Chihuahua Next to Wet Spot - Dog Keeps Peeing in the House
Though submissive urination occurs in dogs of all kinds, it is most common in young dogs under the age of 1.

©New Africa/Shutterstock.com

Before we discuss the details of this undesirable canine behavior, it’s important to understand just how common it is. Many dogs around the world struggle with holding their bladder when they get excited, so you are not alone when dealing with this frustrating behavior. It is so common that the behavior itself has a title, and it is often referred to as submissive urination.

Though submissive urination occurs in dogs of all kinds, it is most common in young dogs under the age of 1. This is likely due to the fact that young dogs are less confident than older dogs, which makes their excitement or nervousness much more difficult to manage. Most dogs will grow out of this behavior as they get older, but if the adult dog still struggles with feeling secure in their own skin, the behavior may persist as they age.

Why Does My Dog Pee So Much When Excited?

We know just how frustrating it can be if your dog pees each time they are excited or overwhelmed, so it’s time to get to the bottom of this inconvenient behavior! Let’s dive into some of the most common causes of submissive urination in dogs below, and we will then discuss some of the most effective ways to end the behavior after.

They Are Lacking Confidence

As we mentioned above, peeing with excitement is most common in young dogs. This is often due to the fact that they are not very secure in their own skin, and they may not have gained confidence through socialization and training just yet. A young dog that lacks confidence may struggle with a variety of undesirable behaviors, and submissive urination is just one of them.

If your young dog pees each time they are excited or overwhelmed, cowers or appears fearful in new situations, barks at new people, barks in unfamiliar settings, and falls into submissive postures often, then they are likely struggling with a lack of confidence.

They Are Being Submissive

If you have a dog that is a bit shy and anxious, then they likely pee when they are excited due to having a submissive nature. This can occur due to the fact that the dog is just naturally on the timid side, but it can also mean they have not been properly socialized and trained just yet. Dogs that are peeing due to being submissive may also roll over and expose their belly, tuck their tail, cower to new people and animals, and even whine during greetings.

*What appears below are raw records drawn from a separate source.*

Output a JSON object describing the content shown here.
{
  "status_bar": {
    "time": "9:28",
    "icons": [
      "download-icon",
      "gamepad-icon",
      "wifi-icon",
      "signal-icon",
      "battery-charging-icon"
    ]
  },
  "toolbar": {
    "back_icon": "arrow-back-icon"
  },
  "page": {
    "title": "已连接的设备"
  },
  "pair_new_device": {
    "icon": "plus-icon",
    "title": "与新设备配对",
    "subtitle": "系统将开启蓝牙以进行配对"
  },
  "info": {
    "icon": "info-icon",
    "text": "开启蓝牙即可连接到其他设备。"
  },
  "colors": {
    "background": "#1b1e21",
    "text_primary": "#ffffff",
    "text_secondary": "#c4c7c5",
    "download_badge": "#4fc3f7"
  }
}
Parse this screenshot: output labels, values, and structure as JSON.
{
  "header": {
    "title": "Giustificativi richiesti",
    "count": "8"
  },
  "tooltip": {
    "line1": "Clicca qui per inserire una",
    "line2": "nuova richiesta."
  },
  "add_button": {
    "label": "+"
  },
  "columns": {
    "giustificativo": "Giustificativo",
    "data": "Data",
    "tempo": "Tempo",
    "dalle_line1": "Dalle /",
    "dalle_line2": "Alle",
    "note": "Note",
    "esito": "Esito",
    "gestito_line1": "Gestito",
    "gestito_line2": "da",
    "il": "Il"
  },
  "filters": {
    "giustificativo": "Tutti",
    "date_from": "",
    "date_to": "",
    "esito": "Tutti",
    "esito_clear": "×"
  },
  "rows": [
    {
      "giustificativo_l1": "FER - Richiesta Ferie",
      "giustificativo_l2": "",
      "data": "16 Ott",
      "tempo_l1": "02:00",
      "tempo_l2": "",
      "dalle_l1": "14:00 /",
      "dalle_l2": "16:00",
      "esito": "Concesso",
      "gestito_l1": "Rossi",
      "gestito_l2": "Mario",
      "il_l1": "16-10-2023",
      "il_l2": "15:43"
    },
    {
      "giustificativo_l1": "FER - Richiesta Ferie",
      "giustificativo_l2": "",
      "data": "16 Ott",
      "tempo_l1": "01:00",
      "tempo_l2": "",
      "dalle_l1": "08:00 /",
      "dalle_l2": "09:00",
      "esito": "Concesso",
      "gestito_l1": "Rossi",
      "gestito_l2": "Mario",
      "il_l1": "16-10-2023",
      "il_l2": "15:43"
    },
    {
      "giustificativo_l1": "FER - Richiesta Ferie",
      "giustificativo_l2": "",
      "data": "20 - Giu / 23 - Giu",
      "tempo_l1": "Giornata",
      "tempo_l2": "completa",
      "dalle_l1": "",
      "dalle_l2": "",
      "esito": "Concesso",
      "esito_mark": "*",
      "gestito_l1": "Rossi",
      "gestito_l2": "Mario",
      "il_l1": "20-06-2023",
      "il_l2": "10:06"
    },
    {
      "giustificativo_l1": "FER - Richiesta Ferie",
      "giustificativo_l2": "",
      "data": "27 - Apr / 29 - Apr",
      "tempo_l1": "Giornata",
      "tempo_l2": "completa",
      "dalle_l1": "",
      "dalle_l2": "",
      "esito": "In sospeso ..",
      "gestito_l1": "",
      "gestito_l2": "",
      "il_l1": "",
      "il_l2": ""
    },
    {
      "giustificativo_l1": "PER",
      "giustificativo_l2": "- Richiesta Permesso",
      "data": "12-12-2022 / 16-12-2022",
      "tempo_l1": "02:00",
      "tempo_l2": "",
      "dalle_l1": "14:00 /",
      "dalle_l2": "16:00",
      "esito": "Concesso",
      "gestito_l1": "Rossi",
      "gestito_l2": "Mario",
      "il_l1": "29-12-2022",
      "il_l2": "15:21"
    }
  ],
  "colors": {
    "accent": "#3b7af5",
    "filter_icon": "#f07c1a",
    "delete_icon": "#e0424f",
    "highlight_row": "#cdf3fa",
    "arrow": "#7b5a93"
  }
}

Submissive urination in dogs can also occur when the dog is not being disciplined properly, especially if they receive negative reinforcement for peeing when excited or jumping on people when they are excited. This is very common in rescue dogs, as you just never know the type of punishment or training structure the dog received in their previous home.

They Are Overwhelmed With Excitement

If your dog only pees when you are walking through the door, when meeting new people, or when meeting new dogs, then your pup might just struggle with containing their excitement. Some dogs simply cannot hold their bladder when they are experiencing overwhelming excitement, and this can lead to a puddle of urine during their moments of happiness. Thankfully for most furry friends and their frustrated pet parents, most young dogs will grow out of this as they get older and learn how to control their bladder.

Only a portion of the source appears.